(Marco Bonelli) Let's get real again...
After two weeks of analyzing what QEternity means and how much had been discounted in risk-on asset prices, whether global economic slowdown concerns, fiscal cliff and European sovereign debt and economic crisis is something to really worry about anew, repositioning portfolios ahead of Q4 and declaring last week's stock market performance the worst since June as the two-week performance accumulated to a whopping 2.3% loss in the SPX and 2.75% loss in the NDX, the upcoming two, three weeks will be crucial as investors get presented with plenty of real data.
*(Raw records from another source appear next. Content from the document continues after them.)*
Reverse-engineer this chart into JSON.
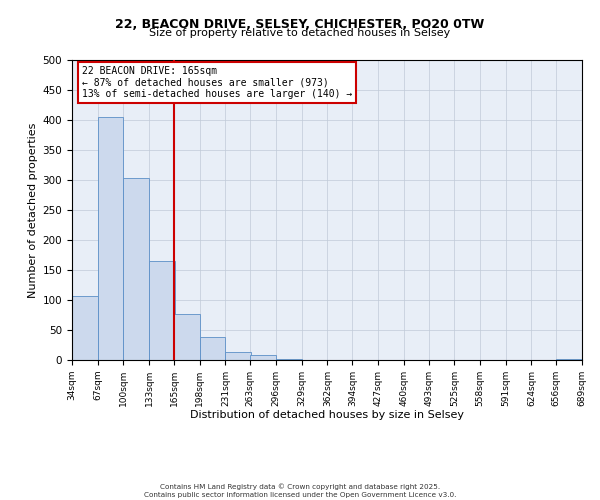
{
  "title_line1": "22, BEACON DRIVE, SELSEY, CHICHESTER, PO20 0TW",
  "title_line2": "Size of property relative to detached houses in Selsey",
  "xlabel": "Distribution of detached houses by size in Selsey",
  "ylabel": "Number of detached properties",
  "bar_edges": [
    34,
    67,
    100,
    133,
    165,
    198,
    231,
    263,
    296,
    329,
    362,
    394,
    427,
    460,
    493,
    525,
    558,
    591,
    624,
    656,
    689
  ],
  "bar_heights": [
    107,
    405,
    303,
    165,
    77,
    38,
    13,
    8,
    2,
    0,
    0,
    0,
    0,
    0,
    0,
    0,
    0,
    0,
    0,
    2
  ],
  "bar_color": "#ccd9ed",
  "bar_edge_color": "#5b8fc7",
  "ref_line_x": 165,
  "ref_line_color": "#cc0000",
  "annotation_title": "22 BEACON DRIVE: 165sqm",
  "annotation_line2": "← 87% of detached houses are smaller (973)",
  "annotation_line3": "13% of semi-detached houses are larger (140) →",
  "annotation_box_color": "#cc0000",
  "ylim": [
    0,
    500
  ],
  "yticks": [
    0,
    50,
    100,
    150,
    200,
    250,
    300,
    350,
    400,
    450,
    500
  ],
  "tick_labels": [
    "34sqm",
    "67sqm",
    "100sqm",
    "133sqm",
    "165sqm",
    "198sqm",
    "231sqm",
    "263sqm",
    "296sqm",
    "329sqm",
    "362sqm",
    "394sqm",
    "427sqm",
    "460sqm",
    "493sqm",
    "525sqm",
    "558sqm",
    "591sqm",
    "624sqm",
    "656sqm",
    "689sqm"
  ],
  "background_color": "#e8eef7",
  "grid_color": "#c0cad8",
  "footer_line1": "Contains HM Land Registry data © Crown copyright and database right 2025.",
  "footer_line2": "Contains public sector information licensed under the Open Government Licence v3.0."
}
This week will clearly focus on the economic calendar as data from the past two weeks was rather confusing, slightly improving on one side but also apparent implosions for durable good orders and the Chicago PMI that even raised the question again if the U.S. economy is more at the edge of entering a recession. Data to watch will be the National ISM Manufacturing Index (will it confirm the Chicago PMI?), the National ISM Non-Manufacturing Index (does the service sector still hold up?) and of course various employment data (does the labor market show any signs of growth?). Forward-looking data will probably be even more important as market participants might have already accepted that Q3 did not qualify for the definition "economic recovery", so another weak number from Q3 won't change any view as the quarter had largely been written off.
Next week the focus will switch to the earnings calendar but this topic has already been covered quite a bit and will be certainly touched again once we get closer to the reporting season.
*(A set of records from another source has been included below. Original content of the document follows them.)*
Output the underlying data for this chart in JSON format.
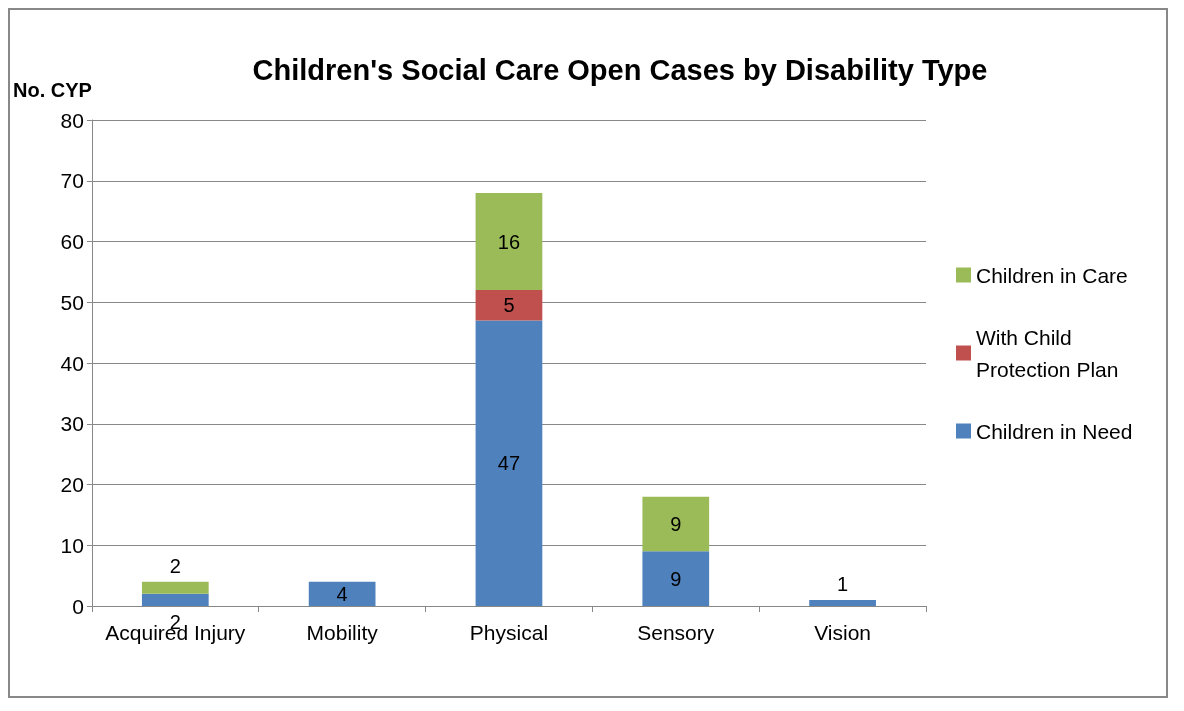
{
  "chart_data": {
    "type": "bar",
    "title": "Children's Social Care Open Cases by Disability Type",
    "ylabel": "No. CYP",
    "categories": [
      "Acquired Injury",
      "Mobility",
      "Physical",
      "Sensory",
      "Vision"
    ],
    "stacked": true,
    "series": [
      {
        "name": "Children in Need",
        "color": "#4f81bd",
        "values": [
          2,
          4,
          47,
          9,
          1
        ]
      },
      {
        "name": "With Child Protection Plan",
        "color": "#c0504d",
        "values": [
          null,
          null,
          5,
          null,
          null
        ]
      },
      {
        "name": "Children in Care",
        "color": "#9bbb59",
        "values": [
          2,
          null,
          16,
          9,
          null
        ]
      }
    ],
    "ylim": [
      0,
      80
    ],
    "yticks": [
      0,
      10,
      20,
      30,
      40,
      50,
      60,
      70,
      80
    ],
    "grid": "y",
    "legend": "right",
    "data_labels": true
  }
}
As already indicated on top, the profit-taking in the past two weeks has been quite modest; most major indexes that broke out to new multi-year highs ahead of or following the QEternity announcement held above or at these breakout levels. The Value Line Index briefly broke out of its 5-year downtrend but fell back into it; the 363/364 level remains very crucial. Interestingly but not surprisingly, defensive sectors remained in favor and trade at all-time highs while many cyclical sectors pulled back more than the major indexes suggested, which makes it a quite interesting buy-the-dip opportunity, should the market react to any decent economic data. In this context, the technology, capital goods and energy sector look fairly attractive; the financial sector also has plenty of upside before it reaches the upper end of the broad 3 ½ years trading range and consumer and retail stocks continue to be the best performing cyclical sector.
The surprise factor still embraces positive data and headlines and upside for the stock market! Q3 gets seen as rather disappointing from an economic and earnings perspective, so any positive economic data or slightly better than expected weak earnings reports in combination with maybe not another major warnings for Q4 from one company or the other should have a positive effect on the market as many market participants pile in the rather negative consensus corner and probably still expect a short-term mini correction.
Trade well.
(Marco Bonelli is the Managing Director of International for CL King & Associates in New York. The opinions expressed are his own.)